An Irish American Coming Up from Under

by Michael Patrick MacDonald

Pub Date: Sept. 27th, 2006
ISBN: 0-618-47025-5
Publisher: Houghton Mifflin

Simple yet affecting follow-up to MacDonald’s raw debut memoir, All Souls (1999).

The previous book detailed in broad brushstrokes a difficult life growing up in the Old Colony housing project of prideful, Irish-Catholic South Boston. The author, now nearing 40, digs deeper this time, providing a more introspective, personal tour (spliced with pages of song lyrics) of his loss of innocence as one of nine children living in a drug-and organized-crime-ridden environment, barely supervised by his wise, accordion-playing Ma. His neighborhood provided a generally pleasant though restrictive enclave of family and friends, but MacDonald craved “venturing alone beyond Southie’s borders.” The early-’80s punk-rock scene afforded him all that and more.
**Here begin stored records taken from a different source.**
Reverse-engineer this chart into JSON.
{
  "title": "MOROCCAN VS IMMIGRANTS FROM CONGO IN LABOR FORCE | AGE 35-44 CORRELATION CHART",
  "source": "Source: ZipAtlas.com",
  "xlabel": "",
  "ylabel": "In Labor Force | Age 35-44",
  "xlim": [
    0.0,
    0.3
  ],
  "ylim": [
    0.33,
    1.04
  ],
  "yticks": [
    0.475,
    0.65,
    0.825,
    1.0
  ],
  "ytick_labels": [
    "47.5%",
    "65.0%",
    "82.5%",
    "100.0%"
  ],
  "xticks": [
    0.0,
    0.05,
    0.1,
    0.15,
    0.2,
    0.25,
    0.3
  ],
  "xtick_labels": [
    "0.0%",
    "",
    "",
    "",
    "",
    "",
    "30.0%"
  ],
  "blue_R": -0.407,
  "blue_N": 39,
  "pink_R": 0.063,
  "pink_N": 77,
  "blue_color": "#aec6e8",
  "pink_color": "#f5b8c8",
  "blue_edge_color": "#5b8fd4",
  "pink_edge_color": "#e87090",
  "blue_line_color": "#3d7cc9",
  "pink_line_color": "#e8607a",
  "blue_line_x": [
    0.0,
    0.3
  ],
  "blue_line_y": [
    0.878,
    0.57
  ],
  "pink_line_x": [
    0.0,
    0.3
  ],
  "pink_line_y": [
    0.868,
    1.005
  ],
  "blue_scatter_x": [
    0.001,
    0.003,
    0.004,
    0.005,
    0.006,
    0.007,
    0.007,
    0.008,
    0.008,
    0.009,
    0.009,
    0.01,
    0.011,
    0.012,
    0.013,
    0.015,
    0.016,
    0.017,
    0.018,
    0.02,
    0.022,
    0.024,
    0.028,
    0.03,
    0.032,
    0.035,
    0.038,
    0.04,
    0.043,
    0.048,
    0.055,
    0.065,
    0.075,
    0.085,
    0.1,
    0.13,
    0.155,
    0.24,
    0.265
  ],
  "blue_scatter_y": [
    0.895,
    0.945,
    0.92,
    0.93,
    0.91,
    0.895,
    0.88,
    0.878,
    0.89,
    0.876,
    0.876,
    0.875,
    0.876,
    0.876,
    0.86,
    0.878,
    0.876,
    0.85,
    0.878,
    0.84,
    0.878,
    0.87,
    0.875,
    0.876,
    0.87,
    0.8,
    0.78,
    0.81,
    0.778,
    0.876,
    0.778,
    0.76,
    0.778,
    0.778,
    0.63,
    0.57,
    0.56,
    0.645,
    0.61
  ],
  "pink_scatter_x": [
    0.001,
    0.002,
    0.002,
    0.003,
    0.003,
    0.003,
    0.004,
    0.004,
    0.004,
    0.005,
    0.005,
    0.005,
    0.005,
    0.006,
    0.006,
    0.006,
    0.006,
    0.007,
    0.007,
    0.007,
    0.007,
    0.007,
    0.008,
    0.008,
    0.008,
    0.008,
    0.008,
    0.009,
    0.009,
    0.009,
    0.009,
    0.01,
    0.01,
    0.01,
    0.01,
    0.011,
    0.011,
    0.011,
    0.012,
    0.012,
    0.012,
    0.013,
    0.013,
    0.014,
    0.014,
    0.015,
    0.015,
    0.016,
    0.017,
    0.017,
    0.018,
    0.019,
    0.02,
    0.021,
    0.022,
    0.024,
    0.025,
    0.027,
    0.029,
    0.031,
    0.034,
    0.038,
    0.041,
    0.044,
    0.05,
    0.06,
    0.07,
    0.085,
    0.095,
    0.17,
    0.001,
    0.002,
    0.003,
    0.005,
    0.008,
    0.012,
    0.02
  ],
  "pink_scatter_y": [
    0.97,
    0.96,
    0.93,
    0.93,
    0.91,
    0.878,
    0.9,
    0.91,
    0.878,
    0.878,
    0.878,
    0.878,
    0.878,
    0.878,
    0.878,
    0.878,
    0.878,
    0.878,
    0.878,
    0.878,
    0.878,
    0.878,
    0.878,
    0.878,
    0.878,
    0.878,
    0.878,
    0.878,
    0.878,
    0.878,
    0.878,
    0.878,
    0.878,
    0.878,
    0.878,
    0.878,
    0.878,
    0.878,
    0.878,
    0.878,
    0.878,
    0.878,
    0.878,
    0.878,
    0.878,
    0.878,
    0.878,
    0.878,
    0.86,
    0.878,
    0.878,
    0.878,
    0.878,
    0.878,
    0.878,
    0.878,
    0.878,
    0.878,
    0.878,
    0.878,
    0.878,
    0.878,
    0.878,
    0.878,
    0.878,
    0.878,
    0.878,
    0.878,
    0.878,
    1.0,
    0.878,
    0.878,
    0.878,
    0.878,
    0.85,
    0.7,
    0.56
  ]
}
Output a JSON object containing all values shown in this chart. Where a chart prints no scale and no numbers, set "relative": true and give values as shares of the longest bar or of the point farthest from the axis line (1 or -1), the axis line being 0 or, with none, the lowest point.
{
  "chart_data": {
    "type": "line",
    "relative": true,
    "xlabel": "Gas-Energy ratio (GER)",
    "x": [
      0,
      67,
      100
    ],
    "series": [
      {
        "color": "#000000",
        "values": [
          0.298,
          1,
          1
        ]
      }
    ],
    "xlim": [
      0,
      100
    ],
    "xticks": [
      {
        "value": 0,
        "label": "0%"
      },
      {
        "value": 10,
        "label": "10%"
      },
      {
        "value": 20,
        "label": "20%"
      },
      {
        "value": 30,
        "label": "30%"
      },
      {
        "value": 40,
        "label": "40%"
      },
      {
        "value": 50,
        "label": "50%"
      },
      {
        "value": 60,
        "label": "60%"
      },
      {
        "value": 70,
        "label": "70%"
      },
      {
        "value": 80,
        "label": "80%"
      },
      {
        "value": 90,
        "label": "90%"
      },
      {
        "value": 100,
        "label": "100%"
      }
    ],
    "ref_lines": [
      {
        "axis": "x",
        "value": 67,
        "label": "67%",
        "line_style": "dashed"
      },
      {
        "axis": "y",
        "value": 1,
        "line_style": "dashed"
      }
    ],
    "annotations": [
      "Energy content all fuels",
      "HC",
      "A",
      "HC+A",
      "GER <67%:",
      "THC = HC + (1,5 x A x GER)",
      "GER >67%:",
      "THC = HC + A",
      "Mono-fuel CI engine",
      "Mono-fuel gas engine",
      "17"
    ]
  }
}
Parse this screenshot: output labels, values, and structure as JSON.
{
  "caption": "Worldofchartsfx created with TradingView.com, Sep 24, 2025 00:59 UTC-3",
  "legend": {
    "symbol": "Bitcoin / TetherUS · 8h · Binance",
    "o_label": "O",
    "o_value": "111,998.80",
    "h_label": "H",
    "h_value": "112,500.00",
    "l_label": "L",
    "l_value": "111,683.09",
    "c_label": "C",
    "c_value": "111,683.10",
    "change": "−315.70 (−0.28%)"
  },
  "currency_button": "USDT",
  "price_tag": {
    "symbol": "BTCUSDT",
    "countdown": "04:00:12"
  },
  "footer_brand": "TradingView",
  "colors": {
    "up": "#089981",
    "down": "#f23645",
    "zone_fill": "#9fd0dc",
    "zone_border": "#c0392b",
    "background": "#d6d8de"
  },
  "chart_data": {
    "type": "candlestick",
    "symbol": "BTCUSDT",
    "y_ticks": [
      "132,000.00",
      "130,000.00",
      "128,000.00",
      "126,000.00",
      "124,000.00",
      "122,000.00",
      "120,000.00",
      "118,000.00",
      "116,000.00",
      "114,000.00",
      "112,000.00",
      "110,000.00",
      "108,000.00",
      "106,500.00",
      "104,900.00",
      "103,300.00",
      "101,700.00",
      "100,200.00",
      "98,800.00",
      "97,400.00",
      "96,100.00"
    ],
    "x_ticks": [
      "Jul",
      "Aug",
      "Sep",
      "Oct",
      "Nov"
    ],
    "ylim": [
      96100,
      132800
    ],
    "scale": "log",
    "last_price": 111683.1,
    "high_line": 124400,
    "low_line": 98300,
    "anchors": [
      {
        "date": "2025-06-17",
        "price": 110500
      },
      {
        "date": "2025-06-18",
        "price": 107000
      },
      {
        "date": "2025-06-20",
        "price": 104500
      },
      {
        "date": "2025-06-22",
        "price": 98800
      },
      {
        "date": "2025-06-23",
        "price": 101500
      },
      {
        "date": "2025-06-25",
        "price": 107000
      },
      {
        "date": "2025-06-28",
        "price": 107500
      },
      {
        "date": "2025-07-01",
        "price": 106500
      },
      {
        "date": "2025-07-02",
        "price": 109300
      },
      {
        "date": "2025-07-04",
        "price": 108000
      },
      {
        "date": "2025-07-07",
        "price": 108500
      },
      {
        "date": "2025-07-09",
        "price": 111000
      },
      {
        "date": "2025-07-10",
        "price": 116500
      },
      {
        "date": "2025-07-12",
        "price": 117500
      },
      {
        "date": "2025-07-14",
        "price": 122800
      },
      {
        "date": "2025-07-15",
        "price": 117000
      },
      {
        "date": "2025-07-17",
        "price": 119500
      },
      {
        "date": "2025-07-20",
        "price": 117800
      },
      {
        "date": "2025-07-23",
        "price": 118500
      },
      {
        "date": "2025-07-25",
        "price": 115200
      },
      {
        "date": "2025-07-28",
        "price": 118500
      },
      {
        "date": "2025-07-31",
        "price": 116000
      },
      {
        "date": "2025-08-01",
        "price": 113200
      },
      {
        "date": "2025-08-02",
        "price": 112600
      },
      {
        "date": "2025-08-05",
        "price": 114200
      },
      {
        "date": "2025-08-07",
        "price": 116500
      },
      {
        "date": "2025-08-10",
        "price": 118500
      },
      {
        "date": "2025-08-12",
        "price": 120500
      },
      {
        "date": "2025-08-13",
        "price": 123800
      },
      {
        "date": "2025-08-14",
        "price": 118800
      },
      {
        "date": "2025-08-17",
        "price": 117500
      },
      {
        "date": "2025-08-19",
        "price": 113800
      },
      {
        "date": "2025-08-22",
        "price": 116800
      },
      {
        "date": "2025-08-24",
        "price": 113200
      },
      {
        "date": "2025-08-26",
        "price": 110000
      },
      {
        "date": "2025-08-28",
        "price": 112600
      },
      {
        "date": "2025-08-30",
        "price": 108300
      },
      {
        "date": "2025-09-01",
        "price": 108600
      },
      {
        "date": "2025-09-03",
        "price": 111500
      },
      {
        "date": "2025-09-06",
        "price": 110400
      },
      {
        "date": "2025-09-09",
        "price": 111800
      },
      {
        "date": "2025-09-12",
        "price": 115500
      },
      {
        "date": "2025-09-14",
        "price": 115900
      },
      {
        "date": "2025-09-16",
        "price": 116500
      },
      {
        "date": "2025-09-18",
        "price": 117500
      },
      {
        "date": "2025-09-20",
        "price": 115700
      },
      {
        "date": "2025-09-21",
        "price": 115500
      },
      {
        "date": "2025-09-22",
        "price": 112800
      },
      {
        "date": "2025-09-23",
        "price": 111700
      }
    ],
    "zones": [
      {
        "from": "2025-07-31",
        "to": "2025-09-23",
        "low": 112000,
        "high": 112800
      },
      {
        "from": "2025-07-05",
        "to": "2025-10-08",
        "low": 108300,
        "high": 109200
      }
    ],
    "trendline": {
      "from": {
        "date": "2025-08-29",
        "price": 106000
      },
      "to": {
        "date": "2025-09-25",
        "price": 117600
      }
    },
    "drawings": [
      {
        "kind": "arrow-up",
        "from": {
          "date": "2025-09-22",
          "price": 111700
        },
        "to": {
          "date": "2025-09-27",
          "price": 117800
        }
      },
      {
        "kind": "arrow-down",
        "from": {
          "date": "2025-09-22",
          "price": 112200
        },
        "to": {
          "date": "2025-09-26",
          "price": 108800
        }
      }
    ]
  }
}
Though initially pensive, teenager MacDonald, inspired by Patti Smith, was soon shoplifting his first Sex Pistols album, attending school with spiky pink hair and a dog collar and covering his bedroom windows with black cloth. This behavior led to late nights sneaking into bars with new friends, finding himself onstage at a Siouxsie and the Banshees concert, then skipping school altogether. New York City and dance clubs like Danceteria and the Mudd Club provided a much-needed respite from the increasingly treacherous streets of Southie, but nothing could prepare MacDonald for the systematic deterioration of his siblings: Schizophrenic Davey killed himself, Kathy almost succumbed to a drug overdose, Frankie and Kevin met violent ends. Eventually, situational stresses began to weigh heavily on MacDonald’s psyche, and he turned to alcohol and drugs “to erase, to forget about everything”—except the funeral for the father he barely knew. After therapy, he moved onward to several carefree, if penniless, weeks in Europe, but an enlightening visit to Ireland with his mother was what really turned him around. Though the author, now a social activist, emerged physically unscathed from his upbringing, the emotional scars he bears are undeniable.

Blistering scrapbook pages from a melancholy childhood.